303 Ga. 881
Ga.2018Background
- Ryan L. McGouirk was charged in 2016 with multiple violent offenses (including child molestation and arson) and released on bond.
- McGouirk filed special pleas of mental incompetence; the department evaluator found him currently incompetent and recommended outpatient restoration, not hospitalization.
- OCGA § 17-7-130(c) required that defendants found incompetent who are accused of "violent offenses" be transferred to the physical custody of the Department of Behavioral Health and Developmental Disabilities for evaluation, with inpatient custody mandatory unless the offense is nonviolent.
- The trial court ordered McGouirk committed to inpatient custody for competency restoration under OCGA § 17-7-130(c); McGouirk sought review arguing due process and equal protection violations and requesting outpatient services.

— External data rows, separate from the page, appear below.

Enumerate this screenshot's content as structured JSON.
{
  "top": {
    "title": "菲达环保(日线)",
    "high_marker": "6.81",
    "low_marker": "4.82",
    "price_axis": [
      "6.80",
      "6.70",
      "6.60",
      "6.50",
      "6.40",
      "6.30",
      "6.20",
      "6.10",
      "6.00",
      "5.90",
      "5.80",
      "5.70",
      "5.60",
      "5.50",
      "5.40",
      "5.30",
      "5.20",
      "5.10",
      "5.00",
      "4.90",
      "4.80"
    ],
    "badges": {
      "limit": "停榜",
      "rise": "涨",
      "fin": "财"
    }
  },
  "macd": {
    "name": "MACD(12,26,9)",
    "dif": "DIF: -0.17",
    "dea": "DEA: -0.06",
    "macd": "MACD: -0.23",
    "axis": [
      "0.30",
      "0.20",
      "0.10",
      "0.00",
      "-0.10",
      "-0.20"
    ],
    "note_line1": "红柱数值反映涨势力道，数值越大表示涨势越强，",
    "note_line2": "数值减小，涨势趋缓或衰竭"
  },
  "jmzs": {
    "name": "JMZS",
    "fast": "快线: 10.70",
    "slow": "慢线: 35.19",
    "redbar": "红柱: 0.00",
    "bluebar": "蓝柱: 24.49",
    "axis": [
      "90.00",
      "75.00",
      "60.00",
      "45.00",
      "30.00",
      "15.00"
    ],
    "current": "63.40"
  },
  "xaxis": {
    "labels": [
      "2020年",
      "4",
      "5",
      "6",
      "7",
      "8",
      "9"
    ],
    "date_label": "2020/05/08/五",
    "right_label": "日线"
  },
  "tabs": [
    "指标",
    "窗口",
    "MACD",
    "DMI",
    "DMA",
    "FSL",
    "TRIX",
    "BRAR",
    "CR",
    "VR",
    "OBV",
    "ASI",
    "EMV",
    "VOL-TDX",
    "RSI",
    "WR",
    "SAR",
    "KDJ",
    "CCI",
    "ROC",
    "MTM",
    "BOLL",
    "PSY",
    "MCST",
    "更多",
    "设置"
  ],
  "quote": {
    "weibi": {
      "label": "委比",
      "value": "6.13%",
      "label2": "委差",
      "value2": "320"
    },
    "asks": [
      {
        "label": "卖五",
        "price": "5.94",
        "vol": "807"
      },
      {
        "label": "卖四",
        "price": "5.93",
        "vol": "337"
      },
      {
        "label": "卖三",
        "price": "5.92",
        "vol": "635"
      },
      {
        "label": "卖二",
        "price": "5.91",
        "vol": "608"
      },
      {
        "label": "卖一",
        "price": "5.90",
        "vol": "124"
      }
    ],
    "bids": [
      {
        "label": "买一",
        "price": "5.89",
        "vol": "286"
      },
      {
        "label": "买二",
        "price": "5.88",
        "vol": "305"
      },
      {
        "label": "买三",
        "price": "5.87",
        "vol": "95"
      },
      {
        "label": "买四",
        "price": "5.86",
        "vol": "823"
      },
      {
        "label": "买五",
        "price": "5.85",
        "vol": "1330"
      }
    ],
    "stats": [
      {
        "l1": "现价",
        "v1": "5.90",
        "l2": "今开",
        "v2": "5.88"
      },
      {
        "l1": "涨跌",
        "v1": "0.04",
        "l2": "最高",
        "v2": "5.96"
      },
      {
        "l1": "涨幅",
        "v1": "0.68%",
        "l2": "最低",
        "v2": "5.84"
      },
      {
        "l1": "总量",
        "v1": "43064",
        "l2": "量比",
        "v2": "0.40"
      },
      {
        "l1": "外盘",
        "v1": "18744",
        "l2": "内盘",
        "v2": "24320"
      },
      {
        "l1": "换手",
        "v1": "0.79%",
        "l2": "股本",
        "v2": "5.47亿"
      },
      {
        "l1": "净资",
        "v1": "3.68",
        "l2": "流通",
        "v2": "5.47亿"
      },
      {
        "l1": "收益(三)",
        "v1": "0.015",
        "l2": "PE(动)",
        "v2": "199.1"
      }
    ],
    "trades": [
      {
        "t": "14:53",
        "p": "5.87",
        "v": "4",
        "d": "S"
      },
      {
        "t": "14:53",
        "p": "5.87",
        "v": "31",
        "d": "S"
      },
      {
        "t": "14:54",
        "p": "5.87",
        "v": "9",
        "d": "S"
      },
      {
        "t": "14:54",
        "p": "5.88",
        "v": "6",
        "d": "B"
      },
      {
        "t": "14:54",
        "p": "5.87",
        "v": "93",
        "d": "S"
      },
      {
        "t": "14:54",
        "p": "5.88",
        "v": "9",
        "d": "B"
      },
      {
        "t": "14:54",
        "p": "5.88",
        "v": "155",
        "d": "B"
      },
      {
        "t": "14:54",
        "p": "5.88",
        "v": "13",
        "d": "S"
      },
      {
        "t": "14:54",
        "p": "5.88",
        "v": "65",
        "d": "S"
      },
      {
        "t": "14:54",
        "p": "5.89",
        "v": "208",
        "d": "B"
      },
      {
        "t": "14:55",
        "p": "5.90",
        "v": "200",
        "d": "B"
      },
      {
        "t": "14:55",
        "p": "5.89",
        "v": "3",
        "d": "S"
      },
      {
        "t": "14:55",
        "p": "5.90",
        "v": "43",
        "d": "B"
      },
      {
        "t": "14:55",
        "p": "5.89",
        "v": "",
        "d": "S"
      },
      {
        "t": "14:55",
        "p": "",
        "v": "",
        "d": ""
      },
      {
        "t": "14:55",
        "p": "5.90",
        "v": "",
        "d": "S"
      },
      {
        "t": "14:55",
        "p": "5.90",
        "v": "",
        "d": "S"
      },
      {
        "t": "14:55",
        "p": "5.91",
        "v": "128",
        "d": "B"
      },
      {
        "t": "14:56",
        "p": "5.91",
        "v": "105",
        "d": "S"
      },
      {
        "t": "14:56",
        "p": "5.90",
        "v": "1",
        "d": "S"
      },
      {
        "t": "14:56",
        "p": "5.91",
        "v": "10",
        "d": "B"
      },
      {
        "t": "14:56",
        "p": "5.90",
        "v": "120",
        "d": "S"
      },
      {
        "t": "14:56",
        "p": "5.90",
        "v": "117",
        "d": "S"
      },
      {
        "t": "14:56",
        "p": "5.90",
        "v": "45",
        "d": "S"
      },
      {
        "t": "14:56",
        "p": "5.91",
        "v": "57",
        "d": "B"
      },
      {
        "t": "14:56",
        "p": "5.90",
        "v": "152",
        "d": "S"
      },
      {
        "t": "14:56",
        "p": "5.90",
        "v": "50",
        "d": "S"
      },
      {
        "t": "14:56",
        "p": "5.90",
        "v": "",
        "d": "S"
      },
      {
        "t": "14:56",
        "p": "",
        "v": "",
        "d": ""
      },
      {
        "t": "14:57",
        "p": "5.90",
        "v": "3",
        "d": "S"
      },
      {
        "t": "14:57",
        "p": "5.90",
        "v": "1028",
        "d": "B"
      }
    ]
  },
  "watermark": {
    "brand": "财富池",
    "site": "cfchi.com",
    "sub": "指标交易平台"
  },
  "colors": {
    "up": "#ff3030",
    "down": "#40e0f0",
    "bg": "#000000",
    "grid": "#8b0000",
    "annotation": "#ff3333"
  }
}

- This Court had recently decided Carr v. State, holding that the automatic, crime-based inpatient-commitment requirement of OCGA § 17-7-130(c) violates due process when applied to defendants not otherwise lawfully detained; the Court applied Carr here.
Issues
| Issue | Plaintiff's Argument | Defendant's Argument | Held |
|---|---|---|---|
| Whether OCGA § 17-7-130(c)’s automatic inpatient custody requirement for defendants charged with violent offenses violates due process when applied to a defendant released on bond and found incompetent | McGouirk: automatic detention based solely on the charged violent offense violates due process and equal protection; court should permit outpatient evaluation | State: statute authorizes transfer to department custody for evaluation; applied here to require inpatient commitment | Court: Followed Carr — statute as applied to similarly situated defendants is unconstitutional without an individualized determination; reversed the mandatory inpatient order and vacated transfer to custody |
| What standard the trial court must use when ordering commitment for evaluation under OCGA § 17-7-130(c) | McGouirk: court must consider individualized evidence and may order outpatient services where appropriate | State: statute permits mandatory transfer for violent offenses (no individualized inquiry) | Court: Trial court must make an individualized determination whether confinement (inpatient) reasonably advances the State’s evaluation purpose and may order outpatient evaluation if inpatient is not reasonably related |
Key Cases Cited
- Carr v. State, 303 Ga. 853 (2018) (held that OCGA § 17-7-130(c)’s automatic inpatient commitment for defendants charged with violent crimes violates due process when applied to those not otherwise lawfully detained and requires individualized determinations)
- Jackson v. Indiana, 406 U.S. 715 (1972) (due-process limits on the permissible duration of civil commitment following findings of incompetency)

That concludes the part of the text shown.